35.3 Kindness to the Old and Young
He was very kind and understanding with little children in an age when people thought the whip was the best way to bring them up. He used to joke with them, put the little ones on his knee and kiss them. He loved his two grandsons, Hasan and Husayn, with deep paternal devotion. When they were very young, they used to climb over his back while he was praying, and he would either carry them or continue to pray or put them down gently and continue his prayers.

One day he passed by the house of his servant, Anas ibn Malik, and found Anas' little brother looking miserable and depressed. When he asked what the matter was, he was informed that the little boy had been in this mood ever since his little bird died. When the little boy came back again, Mohamed said,

"Abu Umayr, what did the little bird do?"

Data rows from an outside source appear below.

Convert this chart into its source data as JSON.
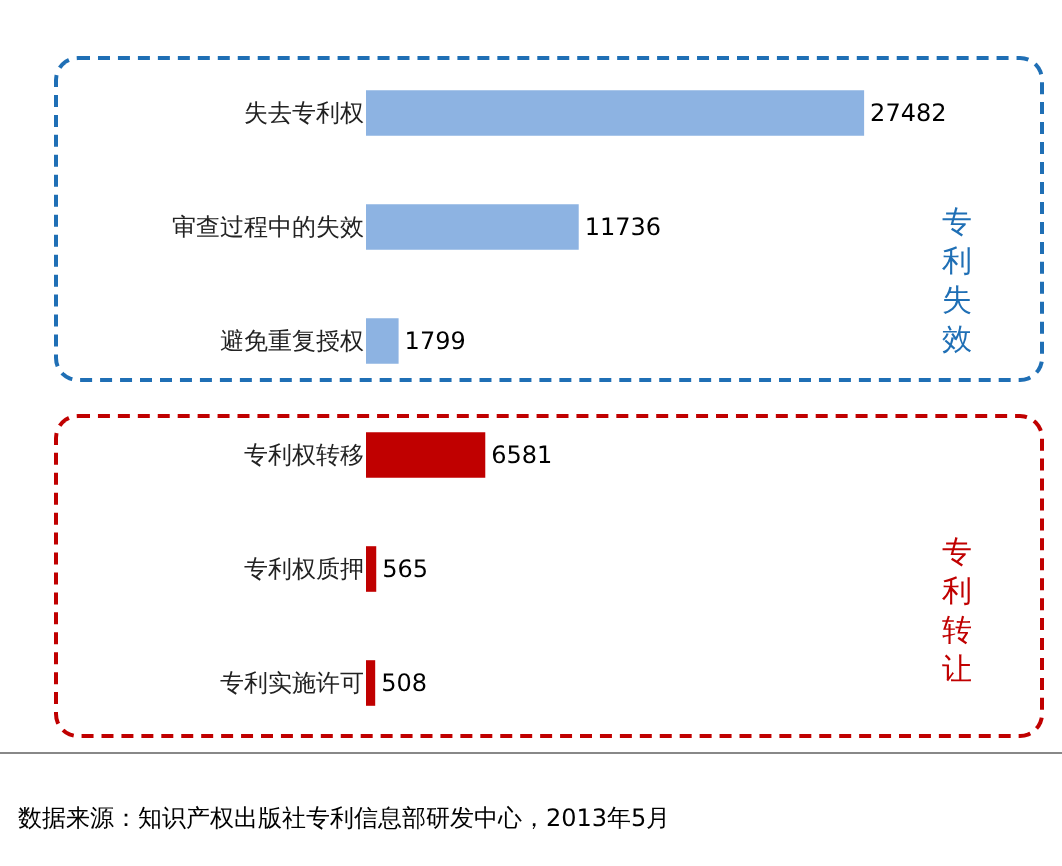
{
  "chart_data": {
    "type": "bar",
    "orientation": "horizontal",
    "categories": [
      "失去专利权",
      "审查过程中的失效",
      "避免重复授权",
      "专利权转移",
      "专利权质押",
      "专利实施许可"
    ],
    "values": [
      27482,
      11736,
      1799,
      6581,
      565,
      508
    ],
    "colors": [
      "#8db3e2",
      "#8db3e2",
      "#8db3e2",
      "#c00000",
      "#c00000",
      "#c00000"
    ],
    "data_labels": true,
    "grid": false,
    "annotations": [
      "专利失效",
      "专利转让",
      "数据来源：知识产权出版社专利信息部研发中心，2013年5月"
    ]
  }
}
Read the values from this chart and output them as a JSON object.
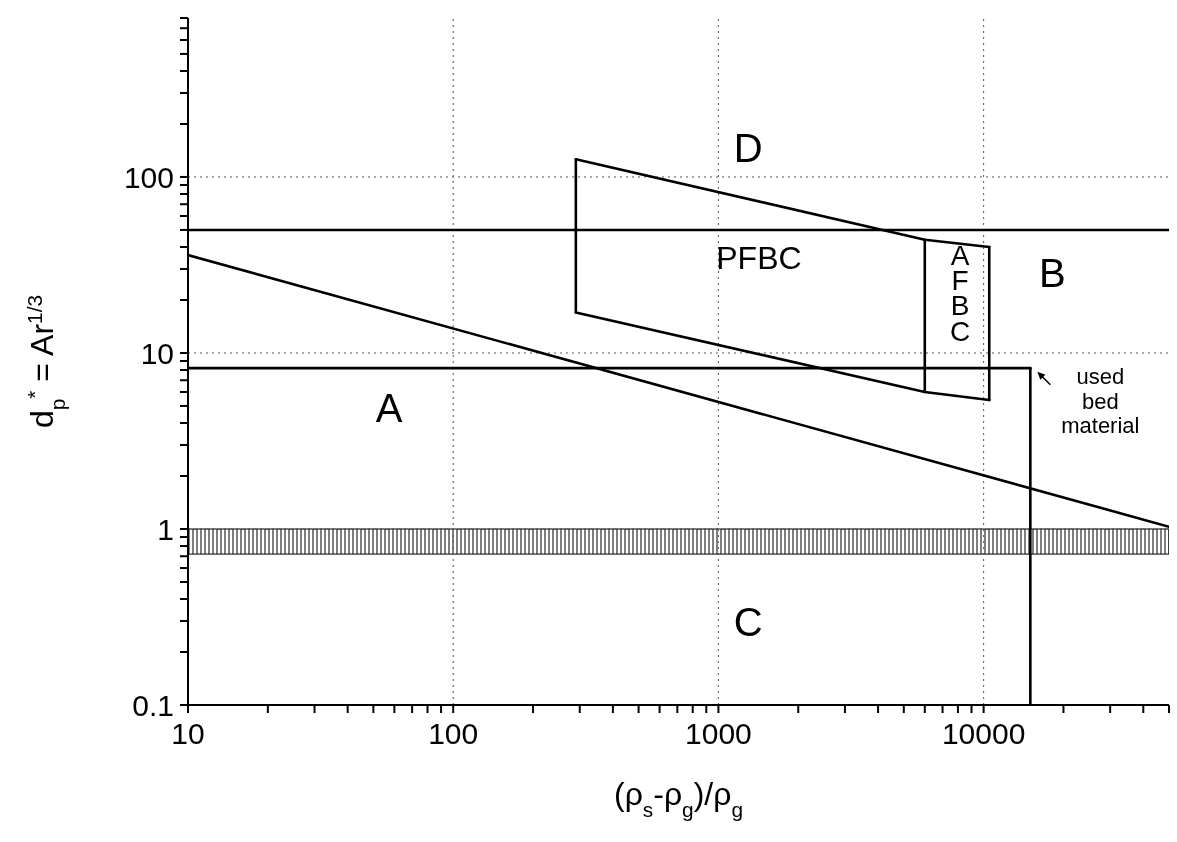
{
  "chart_data": {
    "type": "line",
    "xlabel": "(ρ$_{s}$-ρ$_{g}$)/ρ$_{g}$",
    "ylabel": "d$_{p}$$^{*}$ = Ar$^{1/3}$",
    "log": "xy",
    "xlim": [
      10,
      50000
    ],
    "ylim": [
      0.1,
      800
    ],
    "xticks": [
      10,
      {
        "value": 20,
        "label": null
      },
      {
        "value": 30,
        "label": null
      },
      {
        "value": 40,
        "label": null
      },
      {
        "value": 50,
        "label": null
      },
      {
        "value": 60,
        "label": null
      },
      {
        "value": 70,
        "label": null
      },
      {
        "value": 80,
        "label": null
      },
      {
        "value": 90,
        "label": null
      },
      100,
      {
        "value": 200,
        "label": null
      },
      {
        "value": 300,
        "label": null
      },
      {
        "value": 400,
        "label": null
      },
      {
        "value": 500,
        "label": null
      },
      {
        "value": 600,
        "label": null
      },
      {
        "value": 700,
        "label": null
      },
      {
        "value": 800,
        "label": null
      },
      {
        "value": 900,
        "label": null
      },
      1000,
      {
        "value": 2000,
        "label": null
      },
      {
        "value": 3000,
        "label": null
      },
      {
        "value": 4000,
        "label": null
      },
      {
        "value": 5000,
        "label": null
      },
      {
        "value": 6000,
        "label": null
      },
      {
        "value": 7000,
        "label": null
      },
      {
        "value": 8000,
        "label": null
      },
      {
        "value": 9000,
        "label": null
      },
      10000,
      {
        "value": 20000,
        "label": null
      },
      {
        "value": 30000,
        "label": null
      },
      {
        "value": 40000,
        "label": null
      },
      {
        "value": 50000,
        "label": null
      }
    ],
    "yticks": [
      0.1,
      {
        "value": 0.2,
        "label": null
      },
      {
        "value": 0.3,
        "label": null
      },
      {
        "value": 0.4,
        "label": null
      },
      {
        "value": 0.5,
        "label": null
      },
      {
        "value": 0.6,
        "label": null
      },
      {
        "value": 0.7,
        "label": null
      },
      {
        "value": 0.8,
        "label": null
      },
      {
        "value": 0.9,
        "label": null
      },
      1,
      {
        "value": 2,
        "label": null
      },
      {
        "value": 3,
        "label": null
      },
      {
        "value": 4,
        "label": null
      },
      {
        "value": 5,
        "label": null
      },
      {
        "value": 6,
        "label": null
      },
      {
        "value": 7,
        "label": null
      },
      {
        "value": 8,
        "label": null
      },
      {
        "value": 9,
        "label": null
      },
      10,
      {
        "value": 20,
        "label": null
      },
      {
        "value": 30,
        "label": null
      },
      {
        "value": 40,
        "label": null
      },
      {
        "value": 50,
        "label": null
      },
      {
        "value": 60,
        "label": null
      },
      {
        "value": 70,
        "label": null
      },
      {
        "value": 80,
        "label": null
      },
      {
        "value": 90,
        "label": null
      },
      100,
      {
        "value": 200,
        "label": null
      },
      {
        "value": 300,
        "label": null
      },
      {
        "value": 400,
        "label": null
      },
      {
        "value": 500,
        "label": null
      },
      {
        "value": 600,
        "label": null
      },
      {
        "value": 700,
        "label": null
      },
      {
        "value": 800,
        "label": null
      }
    ],
    "grid": true,
    "marker": "none",
    "series": [
      {
        "color": "#000000",
        "x": [
          10,
          50000
        ],
        "values": [
          36,
          1.03
        ]
      },
      {
        "color": "#000000",
        "x": [
          10,
          50000
        ],
        "values": [
          50,
          50
        ]
      },
      {
        "color": "#000000",
        "x": [
          290,
          6000,
          10500
        ],
        "values": [
          126,
          44,
          40
        ]
      },
      {
        "color": "#000000",
        "x": [
          290,
          6000,
          10500
        ],
        "values": [
          17,
          6.0,
          5.4
        ]
      },
      {
        "color": "#000000",
        "x": [
          290,
          290
        ],
        "values": [
          17,
          126
        ]
      },
      {
        "color": "#000000",
        "x": [
          6000,
          6000
        ],
        "values": [
          6.0,
          44
        ]
      },
      {
        "color": "#000000",
        "x": [
          10500,
          10500
        ],
        "values": [
          5.4,
          40
        ]
      },
      {
        "color": "#000000",
        "x": [
          10,
          15000
        ],
        "values": [
          8.2,
          8.2
        ]
      },
      {
        "color": "#000000",
        "x": [
          15000,
          15000
        ],
        "values": [
          0.1,
          8.2
        ]
      }
    ],
    "bands": [
      {
        "axis": "y",
        "from": 0.72,
        "to": 1.0,
        "color": "#000000"
      }
    ],
    "annotations": [
      "A",
      "B",
      "C",
      "D",
      "PFBC",
      "A\nF\nB\nC",
      "used\nbed\nmaterial"
    ]
  }
}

whereupon the boy burst out laughing and snapped out of his misery. (The phrasing of the Prophet's question in Arabic has a very subtle humor. It begins by a solemn address and ends in an anticlimax. Thus the Messenger taught him to accept life and death.)

Just as he was kind and understanding to the young, he was most kind and reverential to the old. The holy verses say,

And bend your wing humbly down to them, out of mercy,
and say, 'My Lord, have mercy upon them,
as they have brought me up when little.'
(17:24)

In an age when women were considered inferior (by Romans and Arabs), and that it was beneath a man's dignity to love them, the Messenger insisted again and again that each man should be good to his womenfolk.

In the very last talk he gave, his farewell speech, he charged men to be just and kind in dealing with women.

To the treatment of servants and slaves he gave particular care.

The treatment of orphans has very powerful and merciful legislation in the Koran, but in addition to this the Messenger used to say,

"He who brings up an orphan has earned his place in Paradise."

Orphans are not only to be treated kindly, but to be educated, guided, and treated as one would like one's own children to be treated should one pass away.